Her classmates were queasy when a science teacher assigned them to dissect a cow’s eye sophomore year in high school, but Amzi couldn’t have been more excited. “I was like, ‘yeah, give me the scalpel!'” she says. Now, the 21-year-old, who prefers we don’t use her last name to protect her identity, is preparing to graduate college in California with a nursing degree in June. She’s been looking forward to launching her dream career in medicine—but her plan hinges on whether she will still have legal status to work in the US come spring.

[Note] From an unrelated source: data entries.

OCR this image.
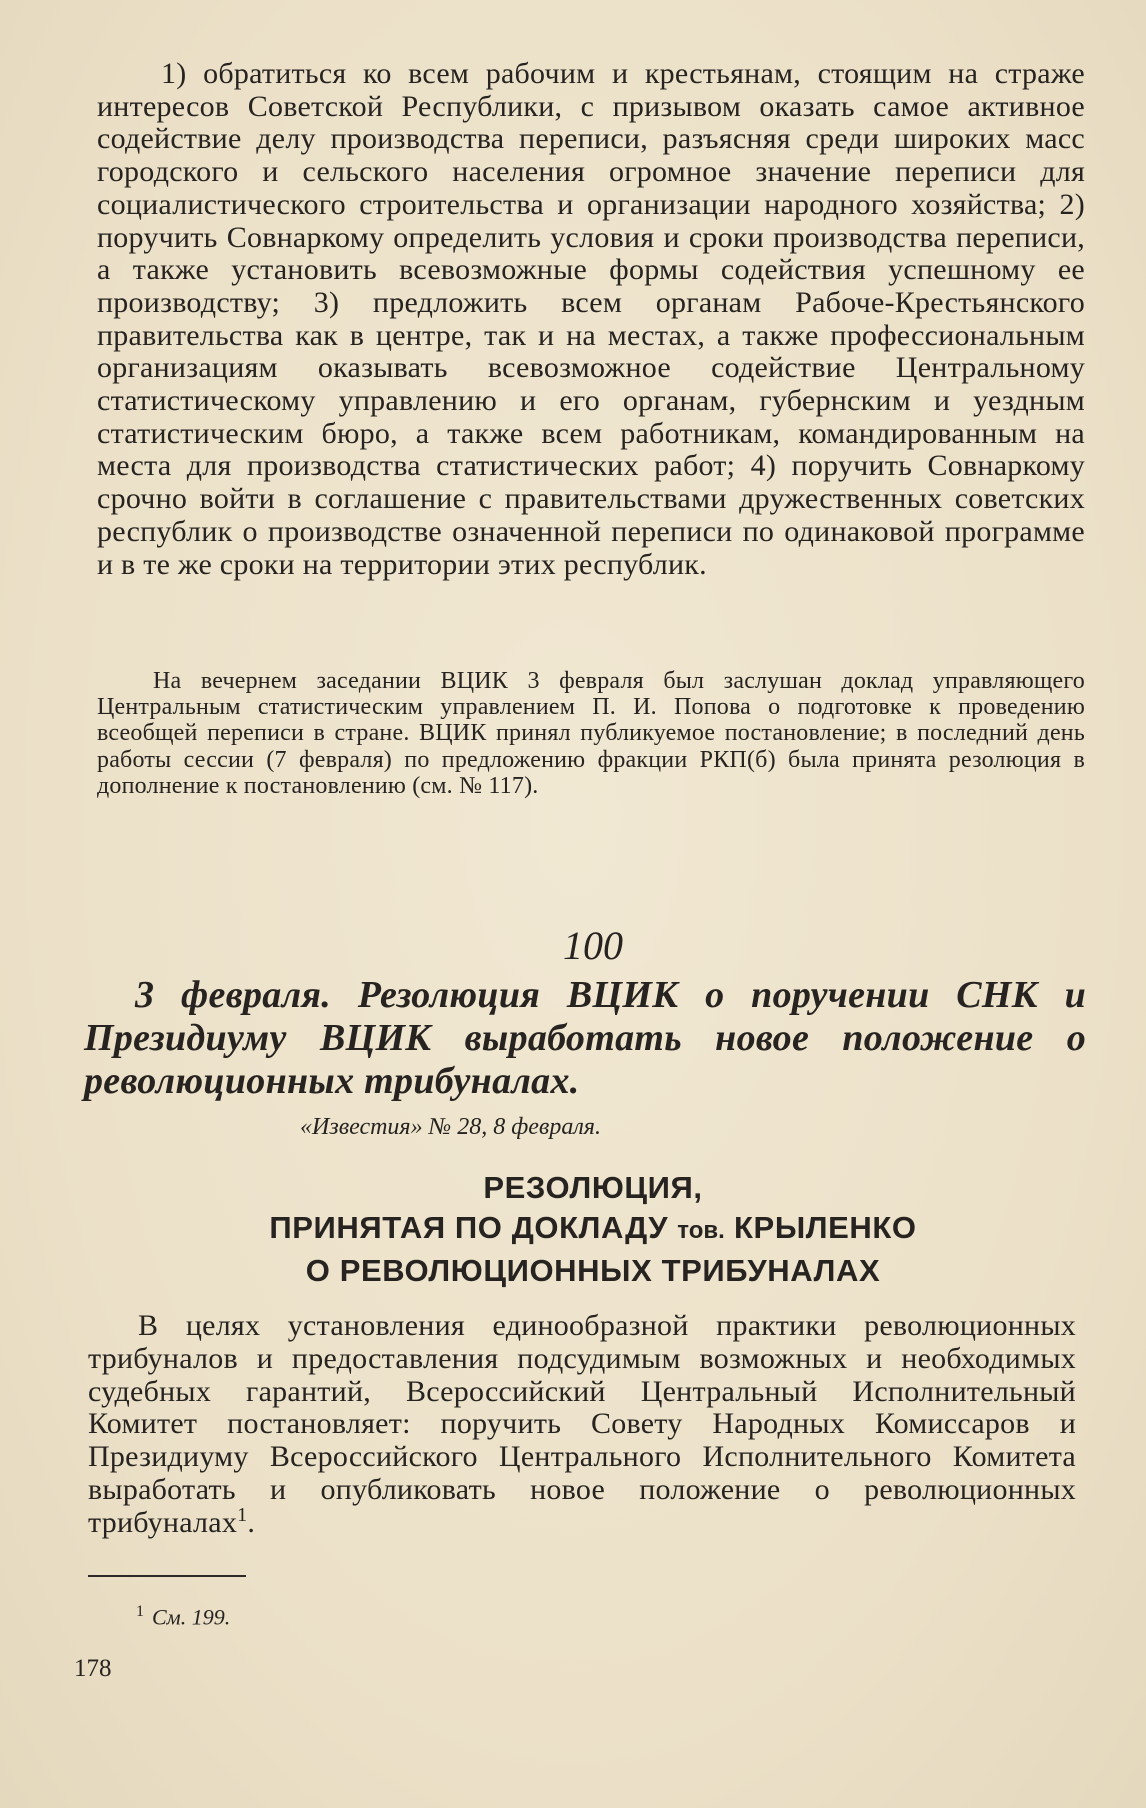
1) обратиться ко всем рабочим и крестьянам, стоящим на страже интересов Советской Республики, с призывом оказать самое активное содействие делу производства переписи, разъясняя среди широких масс городского и сельского населения огромное значение переписи для социалистического строительства и организации народного хозяйства; 2) поручить Совнаркому определить условия и сроки производства переписи, а также установить всевозможные формы содействия успешному ее производству; 3) предложить всем органам Рабоче-Крестьянского правительства как в центре, так и на местах, а также профессиональным организациям оказывать всевозможное содействие Центральному статистическому управлению и его органам, губернским и уездным статистическим бюро, а также всем работникам, командированным на места для производства статистических работ; 4) поручить Совнаркому срочно войти в соглашение с правительствами дружественных советских республик о производстве означенной переписи по одинаковой программе и в те же сроки на территории этих республик.

На вечернем заседании ВЦИК 3 февраля был заслушан доклад управляющего Центральным статистическим управлением П. И. Попова о подготовке к проведению всеобщей переписи в стране. ВЦИК принял публикуемое постановление; в последний день работы сессии (7 февраля) по предложению фракции РКП(б) была принята резолюция в дополнение к постановлению (см. № 117).

100

3 февраля. Резолюция ВЦИК о поручении СНК и Президиуму ВЦИК выработать новое положение о революционных трибуналах.

«Известия» № 28, 8 февраля.

РЕЗОЛЮЦИЯ,
ПРИНЯТАЯ ПО ДОКЛАДУ тов. КРЫЛЕНКО
О РЕВОЛЮЦИОННЫХ ТРИБУНАЛАХ

В целях установления единообразной практики революционных трибуналов и предоставления подсудимым возможных и необходимых судебных гарантий, Всероссийский Центральный Исполнительный Комитет постановляет: поручить Совету Народных Комиссаров и Президиуму Всероссийского Центрального Исполнительного Комитета выработать и опубликовать новое положение о революционных трибуналах$^1$.

$^1$ См. 199.

178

On September 5, the Trump administration announced it would start winding down the Deferred Action for Childhood Arrivals (DACA) program, which provides protections for 800,000 young adults, known as Dreamers. Amzi, who grew up in Mexico City and was brought here by her parents before the age of 16, is one of an estimated 154,000 immigrants eligible to apply for the program’s final round of two-year work and study permits. Those whose permits expire before March 5, 2018 can submit their application for a final renewal by October 5, this coming Thursday. (The Obama-enacted program originally allowed an unlimited amount of renewals.) Congress has six months to create some sort of replacement legislation before hundreds of thousands of students and young adults lose their legal status.
Trump’s announcement gave eligible Dreamers only a month’s notice to scrounge up the $495 renewal application cost. Nonprofits and government organizations have stepped in to help: Mission Asset Fund, a nonprofit in the San Francisco Bay Area, is covering Amzi’s application, along with that of 6,000 other Dreamers; Rhode Island and San Francisco are sponsoring applications as well.
Amzi’s parents moved to the US on work visas when she was six years old, leaving Amzi behind in the care of her grandmother in Mexico City. Two years later, she packed her bags to reunite with them. “It was all very abrupt and sudden,” she remembers. “There was a really long time where I was here on an illegal basis and as I got older, I became more and more aware of that,” she says.
When applying to colleges, Amzi knew it would be impossible for her family to afford the out-of-state tuition she’d be forced to shoulder as an international student; she ended up enrolling in a local community college because it was the most affordable. In 2013, her DACA application was accepted and she qualified for in-state tuition and eventually transferred to a local university.
Her degree has given her the technical skills she’ll need to work as a nurse, at a time when the country is sorely in need of more of them: According to the Bureau of Labor Statistics, there will be more than one million open nursing positions between 2012 and 2022. But since Trump’s inauguration, Amzi’s felt a “shift” in the way people view her and, she thinks it’s impacting her job applications. “The President has opened a window for people to voice their opinions in a negative way,” she says. “It limits the way [Dreamers] think about where we can work and what schools we can go to.” For instance, she was invited to apply for an administrative position at a private clinic. But after she submitted her paperwork, the hiring manager stopped returning her calls.
Amzi’s been told that it takes about three months for DACA renewals to be processed. Since filing her application on September 28, all she’s been able to do is wait. “The big possibility of me having to go back to Mexico City is not what I wanted or planned for my future,” she says. “I grew up here, I’m earning a degree here—and I’m hoping to use it here.”